The rate of chemical reactions is usually related to temperature. In order to control the reaction rate and ensure product quality, precise temperature control of the reaction vessel is required during the chemical reaction process.
How important is temperature control of the reactor?
The China Chemical Safety Association has analyzed the causes of reactor explosions in fine chemical enterprises, and concluded that the accidental release of heat during the fine chemical reaction process is the most likely to cause reactor explosions and fires.
For example, when an accident occurs, the cooling system fails, and a large amount of reaction heat cannot be removed through the cooling medium, resulting in a continuous increase in system temperature; The reaction products decompose at high temperatures, leading to an explosion in the high-pressure reactor.
How to choose suitable temperature control equipment for the reaction kettle?
Suitable temperature control equipment must have a cooling power that matches the requirements of the reaction kettle. It can not only remove the heat generated by chemical reactions, but also achieve precise temperature control.
How to calculate the required cooling capacity for a reaction kettle?
The required cooling capacity for the reaction kettle consists of three parts:
1. The power required for cooling the sample inside the reaction vessel
According to physics formulas, the power required to cool the sample inside the reactor can be calculated based on the volume, density, specific heat capacity, as well as the cooling amplitude and time of the sample.
2. The power required for cooling the thermal conductive liquid in the bath, pipeline, and jacket layer
We know the specific heat capacity of the thermal conductive liquid, as well as the required cooling amplitude and cooling time.
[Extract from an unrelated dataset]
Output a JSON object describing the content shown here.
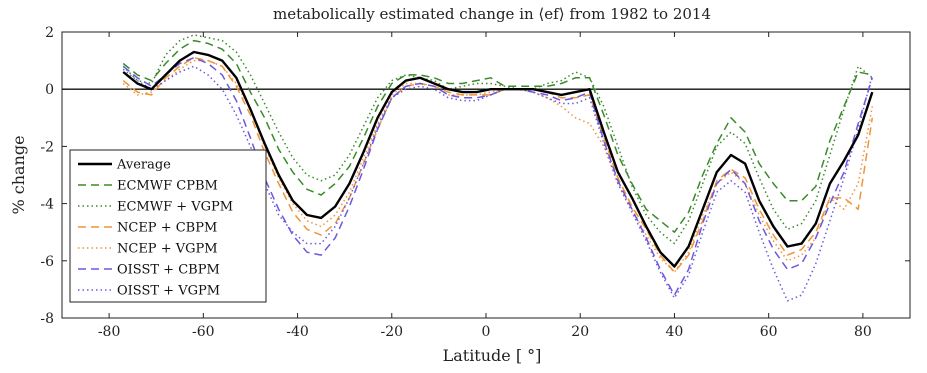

By calculating the mass of the thermal conductive liquid in the bath, pipeline, and reactor jacket layer separately, we can use the same formula to calculate the power required for cooling the thermal conductive liquid in the entire system.
(1) The mass of thermal conductive liquid in the temperature control equipment bath can be calculated by multiplying the bath volume by the density of the thermal conductive liquid.
(2) The mass of the heat-conducting liquid in the pipeline can be calculated by multiplying the volume of the pipeline with the density of the heat-conducting liquid, based on the length and diameter of the pipeline.
(3) The mass of the thermal conductive liquid in the jacket layer can be calculated by first calculating the volume of the jacket layer based on the thickness of the jacket glass, the volume and diameter of the reaction vessel, and then multiplying it by the density of the thermal conductive liquid.
3. Power required for cooling the reactor body
It can be calculated based on the quality of the reactor, the specific heat capacity of the reactor material, as well as the cooling amplitude and time.
The sum of the above three parts of power can roughly obtain the required cooling power for the temperature control equipment. In addition, it is necessary to consider the energy loss caused by non insulated fittings and valves, and it is recommended to include a 20% margin. If possible, try to choose polymer tubing to reduce energy loss.